A new study claims that the evolution of the brain and teeth size were not linked to each other in humans. This challenges the long-accepted view that a reduction of teeth size in hominins (Homo sapiens' ancestors) is related to having a larger brain.
According to the study by researchers at the George Washington University's Center for the Advanced Study of Human Paleobiology (CASHP), while brain size evolved at different rates for different species, the genus that includes humans tended to evolve chewing teeth at more similar rates. The finding suggests that human brains and teeth evolution were independent and were likely influenced by different ecological and behavioral factors.
The reasoning behind the popular belief till now that reduction of tooth size in hominins is linked with having a larger brain has been that larger brains allowed hominins to start making stone tools and the use of these tools reduced the need to have such large chewing teeth. The belief was debunked after authors found that hominins had larger brains before their chewing teeth became smaller and that they made and used stone tools when brains were still quite small, Phys reported.

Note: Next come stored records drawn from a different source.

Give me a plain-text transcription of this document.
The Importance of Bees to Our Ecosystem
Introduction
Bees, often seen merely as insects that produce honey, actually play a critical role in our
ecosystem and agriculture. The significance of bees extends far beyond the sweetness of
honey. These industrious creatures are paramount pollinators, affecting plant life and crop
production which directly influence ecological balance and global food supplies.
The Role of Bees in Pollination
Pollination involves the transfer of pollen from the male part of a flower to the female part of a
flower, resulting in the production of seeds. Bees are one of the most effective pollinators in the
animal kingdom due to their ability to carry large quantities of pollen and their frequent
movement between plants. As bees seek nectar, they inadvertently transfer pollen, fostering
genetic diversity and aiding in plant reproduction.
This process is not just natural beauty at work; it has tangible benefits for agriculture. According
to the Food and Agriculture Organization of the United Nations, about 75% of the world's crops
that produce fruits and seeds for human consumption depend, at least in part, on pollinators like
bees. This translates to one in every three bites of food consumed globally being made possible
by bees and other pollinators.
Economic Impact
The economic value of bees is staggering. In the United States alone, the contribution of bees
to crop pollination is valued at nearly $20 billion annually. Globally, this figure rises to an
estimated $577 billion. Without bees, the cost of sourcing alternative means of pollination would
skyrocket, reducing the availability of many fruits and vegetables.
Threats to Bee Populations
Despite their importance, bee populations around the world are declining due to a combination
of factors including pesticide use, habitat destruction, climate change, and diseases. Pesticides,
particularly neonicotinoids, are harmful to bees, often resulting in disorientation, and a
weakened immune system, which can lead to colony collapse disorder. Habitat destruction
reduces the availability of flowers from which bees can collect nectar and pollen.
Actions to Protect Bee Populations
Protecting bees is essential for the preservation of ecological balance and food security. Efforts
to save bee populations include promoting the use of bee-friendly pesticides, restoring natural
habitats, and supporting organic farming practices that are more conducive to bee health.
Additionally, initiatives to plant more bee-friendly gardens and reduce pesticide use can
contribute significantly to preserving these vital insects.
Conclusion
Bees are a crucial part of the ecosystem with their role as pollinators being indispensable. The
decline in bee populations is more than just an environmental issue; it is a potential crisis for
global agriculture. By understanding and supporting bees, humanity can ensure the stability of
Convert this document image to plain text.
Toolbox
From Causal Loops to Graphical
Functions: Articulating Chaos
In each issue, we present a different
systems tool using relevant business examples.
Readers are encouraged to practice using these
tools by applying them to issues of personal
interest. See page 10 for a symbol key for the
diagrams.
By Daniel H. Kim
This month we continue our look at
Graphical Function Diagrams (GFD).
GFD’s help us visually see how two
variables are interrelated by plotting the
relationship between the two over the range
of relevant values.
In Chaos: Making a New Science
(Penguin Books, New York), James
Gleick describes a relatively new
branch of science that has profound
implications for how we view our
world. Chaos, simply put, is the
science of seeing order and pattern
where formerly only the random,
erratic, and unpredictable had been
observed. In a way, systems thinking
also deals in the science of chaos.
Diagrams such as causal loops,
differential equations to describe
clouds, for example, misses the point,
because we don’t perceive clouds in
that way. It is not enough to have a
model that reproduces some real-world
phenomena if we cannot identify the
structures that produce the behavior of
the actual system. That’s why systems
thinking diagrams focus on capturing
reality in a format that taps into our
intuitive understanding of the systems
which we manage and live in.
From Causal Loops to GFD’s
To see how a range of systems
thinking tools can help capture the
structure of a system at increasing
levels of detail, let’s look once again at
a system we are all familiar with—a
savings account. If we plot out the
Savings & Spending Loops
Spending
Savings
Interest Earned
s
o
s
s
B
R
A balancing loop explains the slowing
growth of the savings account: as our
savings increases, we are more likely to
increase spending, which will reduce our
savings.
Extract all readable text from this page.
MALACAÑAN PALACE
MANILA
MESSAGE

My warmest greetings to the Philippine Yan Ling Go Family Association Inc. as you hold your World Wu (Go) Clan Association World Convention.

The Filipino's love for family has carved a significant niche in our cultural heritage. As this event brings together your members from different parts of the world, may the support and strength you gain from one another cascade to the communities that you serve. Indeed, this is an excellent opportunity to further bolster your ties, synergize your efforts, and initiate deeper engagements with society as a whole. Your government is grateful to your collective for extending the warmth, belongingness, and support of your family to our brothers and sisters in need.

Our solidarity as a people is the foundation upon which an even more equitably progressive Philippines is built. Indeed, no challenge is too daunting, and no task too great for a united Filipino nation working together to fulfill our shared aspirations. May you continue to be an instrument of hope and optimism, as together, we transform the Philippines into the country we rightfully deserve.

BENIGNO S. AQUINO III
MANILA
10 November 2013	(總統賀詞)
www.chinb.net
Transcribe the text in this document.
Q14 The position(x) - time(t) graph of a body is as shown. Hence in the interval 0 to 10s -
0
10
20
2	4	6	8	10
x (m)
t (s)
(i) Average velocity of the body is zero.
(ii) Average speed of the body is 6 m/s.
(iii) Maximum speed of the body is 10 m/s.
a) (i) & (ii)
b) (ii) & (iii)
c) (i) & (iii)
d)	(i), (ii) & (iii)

For the study, the rates at which teeth and brains have evolved along the different branches of the human evolutionary tree were measured and compared. To conduct the research, Dr. Aida Gómez-Robles, the lead author of the paper and a postdoctoral scientist at GW's CASHP, and her colleagues analyzed eight different hominin species.
"The findings of the study indicate that simple causal relationships between the evolution of brain size, tool use and tooth size are unlikely to hold true when considering the complex scenarios of hominin evolution and the extended time periods during which evolutionary change has occurred," said Gómez-Robles.